Derrick Adams hopes his artist retreat creates opportunities for Black artists in Baltimore

Derrick Adams is pictured at Artville After Dark, an event of the first iteration of Artville in Nashville on Friday. Photo by Adam Schrader
Derrick Adams is pictured at Artville After Dark, an event of the first iteration of Artville in Nashville on Friday. Photo by Adam Schrader

NASHVILLE, Oct. 2 (UPI) -- Derrick Adams, a New York-based artist who recently debuted with Gagosian in Los Angeles, kicked off a new art fair in Nashville with a talk held in the neighborhood of Wedgewood-Houston.

The talk topic was his personal art practice and Black collage but it devolved into a conversation on the importance of community building, civic engagement and how to support Black artists.


Adams has been buying property in his hometown of Baltimore, that he has been converting into spaces for artists. Called The Last Resort, the artist retreat supports Black creatives through the concepts of rejuvenation.

"It happened so organically with the whole initiative," Adams said Friday of Last Resort. "I purchased a property. It's about an acre of land. It's like an eight-bedroom house near Johns Hopkins and when I purchased the property, it was pretty inexpensive."

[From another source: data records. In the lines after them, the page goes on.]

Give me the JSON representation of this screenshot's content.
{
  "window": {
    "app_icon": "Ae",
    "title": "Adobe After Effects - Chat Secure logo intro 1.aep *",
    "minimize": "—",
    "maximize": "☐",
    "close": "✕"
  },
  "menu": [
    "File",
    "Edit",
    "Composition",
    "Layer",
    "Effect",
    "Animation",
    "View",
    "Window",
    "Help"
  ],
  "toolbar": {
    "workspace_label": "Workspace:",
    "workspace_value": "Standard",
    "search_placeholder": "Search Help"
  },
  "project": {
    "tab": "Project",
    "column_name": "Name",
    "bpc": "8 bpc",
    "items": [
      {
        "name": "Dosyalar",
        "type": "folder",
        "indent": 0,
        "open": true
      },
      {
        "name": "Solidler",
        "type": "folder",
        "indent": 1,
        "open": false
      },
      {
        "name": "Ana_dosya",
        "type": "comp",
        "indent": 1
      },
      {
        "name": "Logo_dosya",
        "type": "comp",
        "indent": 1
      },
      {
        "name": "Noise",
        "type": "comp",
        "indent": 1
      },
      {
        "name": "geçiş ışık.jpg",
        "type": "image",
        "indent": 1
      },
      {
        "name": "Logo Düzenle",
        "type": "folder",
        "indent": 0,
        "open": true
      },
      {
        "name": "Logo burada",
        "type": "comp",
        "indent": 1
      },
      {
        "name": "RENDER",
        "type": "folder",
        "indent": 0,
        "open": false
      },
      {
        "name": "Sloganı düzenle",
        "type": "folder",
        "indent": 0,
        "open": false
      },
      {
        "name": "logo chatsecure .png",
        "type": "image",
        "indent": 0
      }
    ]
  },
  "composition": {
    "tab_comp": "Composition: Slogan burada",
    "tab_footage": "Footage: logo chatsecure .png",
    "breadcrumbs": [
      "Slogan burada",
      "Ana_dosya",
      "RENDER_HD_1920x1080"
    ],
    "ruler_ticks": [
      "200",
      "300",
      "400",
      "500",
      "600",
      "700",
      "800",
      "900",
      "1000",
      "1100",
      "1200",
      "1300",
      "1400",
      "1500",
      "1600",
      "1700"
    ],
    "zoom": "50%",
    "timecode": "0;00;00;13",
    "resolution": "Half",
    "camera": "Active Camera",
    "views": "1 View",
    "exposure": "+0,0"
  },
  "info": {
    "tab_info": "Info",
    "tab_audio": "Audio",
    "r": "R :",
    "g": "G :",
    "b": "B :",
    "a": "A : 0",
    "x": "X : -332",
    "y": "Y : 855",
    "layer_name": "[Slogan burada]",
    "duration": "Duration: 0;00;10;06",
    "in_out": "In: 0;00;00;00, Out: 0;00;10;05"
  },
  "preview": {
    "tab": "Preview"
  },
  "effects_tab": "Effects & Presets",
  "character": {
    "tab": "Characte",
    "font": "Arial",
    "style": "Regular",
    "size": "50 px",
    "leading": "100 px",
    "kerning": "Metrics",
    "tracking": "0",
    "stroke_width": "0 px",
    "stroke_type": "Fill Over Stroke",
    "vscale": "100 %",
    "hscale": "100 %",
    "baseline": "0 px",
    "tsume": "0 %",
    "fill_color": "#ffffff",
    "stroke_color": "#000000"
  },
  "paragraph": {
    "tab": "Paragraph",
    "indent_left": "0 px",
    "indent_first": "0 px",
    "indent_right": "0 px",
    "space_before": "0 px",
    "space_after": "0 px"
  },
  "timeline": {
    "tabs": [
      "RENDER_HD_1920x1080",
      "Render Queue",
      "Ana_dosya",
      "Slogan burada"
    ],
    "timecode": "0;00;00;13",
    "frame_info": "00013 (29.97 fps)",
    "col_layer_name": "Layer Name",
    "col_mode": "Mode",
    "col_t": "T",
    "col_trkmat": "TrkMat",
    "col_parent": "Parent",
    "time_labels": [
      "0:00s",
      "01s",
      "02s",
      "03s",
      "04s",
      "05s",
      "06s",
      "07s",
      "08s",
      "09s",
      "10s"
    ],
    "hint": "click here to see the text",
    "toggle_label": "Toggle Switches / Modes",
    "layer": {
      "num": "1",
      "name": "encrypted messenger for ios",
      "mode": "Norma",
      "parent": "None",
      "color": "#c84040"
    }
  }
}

Adams said he would spend time at the property himself when he returned to his hometown to visit friends and family.

"I also allowed a young artist from New York who was going to school in Baltimore to stay in the house as it was being renovated. And when I would come there, I just thought it was too good to keep to myself," Adams said.

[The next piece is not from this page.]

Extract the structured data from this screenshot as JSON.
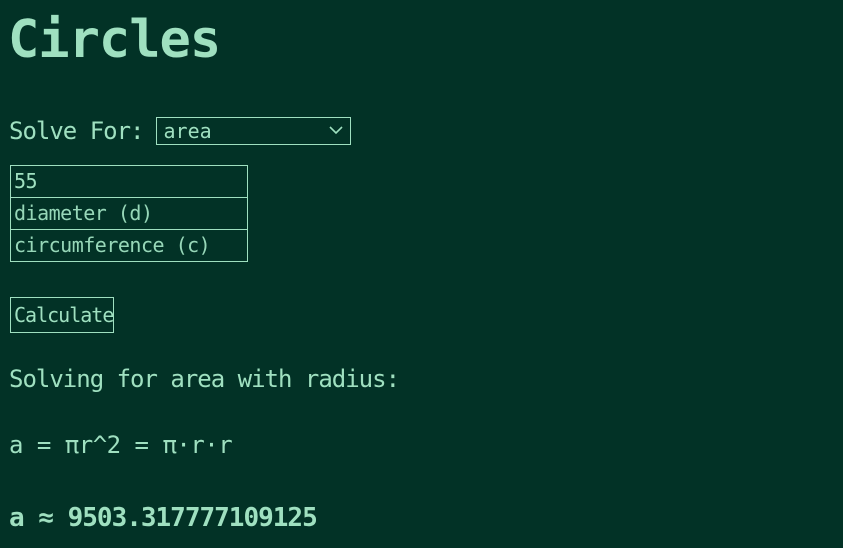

"I started inviting people, just having dinner like three or four people and everyone was just so blown away that they had so much space outside that property in the city to walk around."

People asked Adams what he planned to do with the land as some suggested he rent it out as an Airbnb.

He said when he realized how much he spent on turning it into an artist hangout, he was advised to form a non-profit so others could contribute to something beneficial for the city of Baltimore.

"We're in the process of including a workspace on the property but my vision was not to work. I want people to hang out, have good meals and meet other creatives," he said.

He said he brings in experienced chefs and people to lead meditation or yoga, financial advisors, life coaches, and accountants to teach artists about tax structures and business matters that a lot of artists don't have access to.


"I know that if I'm able to build up this particular demographic of the city, the city will be better for everybody, not just for the Black people of Baltimore," Adams said.

"You know, the thing about New York I think is successful, they make sure that they count every cultural community when it comes to output."

He said some people might visit New York only for Chinatown and the Chinese New Year while another only comes in for Little Italy and its festivals.

"It's important we build up these pockets of communities for everyone to have the best form of representation and support in order for the city to get the economic structure that people want to have," he said.

"That's why I'm focusing on this particular group of people in Baltimore that I know from my experience growing up. The reason I moved to New York is because I had no opportunity for me as a young Black artist in Baltimore. So I left."

Adams hopes young Black artists won't feel the need to leave Baltimore, or Nashville, or wherever their home cities might be because of initiatives like his.

"Everyone can't be in New York, everyone can't be in Miami," he said. "Let's try to keep our kids here by creating resources that will help them stay and want to be here. New York isn't this mystical magical city."


For communities beyond Baltimore and Nashville, Adams said those without a budget can learn from how Black churches built congregations.

"I grew up in church and, for a Black person, that was coming out of the enslavement of the history of America. That was the way that Black people formed community. And so that's why you see so many churches in Black neighborhoods," he said.

"People put their dollars together and they bought a building and then they did the food. ... As long as you have the building, then you have possibilities.

"If that could happen in these communities where you see these small, makeshift churches existing and functioning for 20 years with people in the community putting their $2 together to pay their rent -- it could happen in the creative community," he said.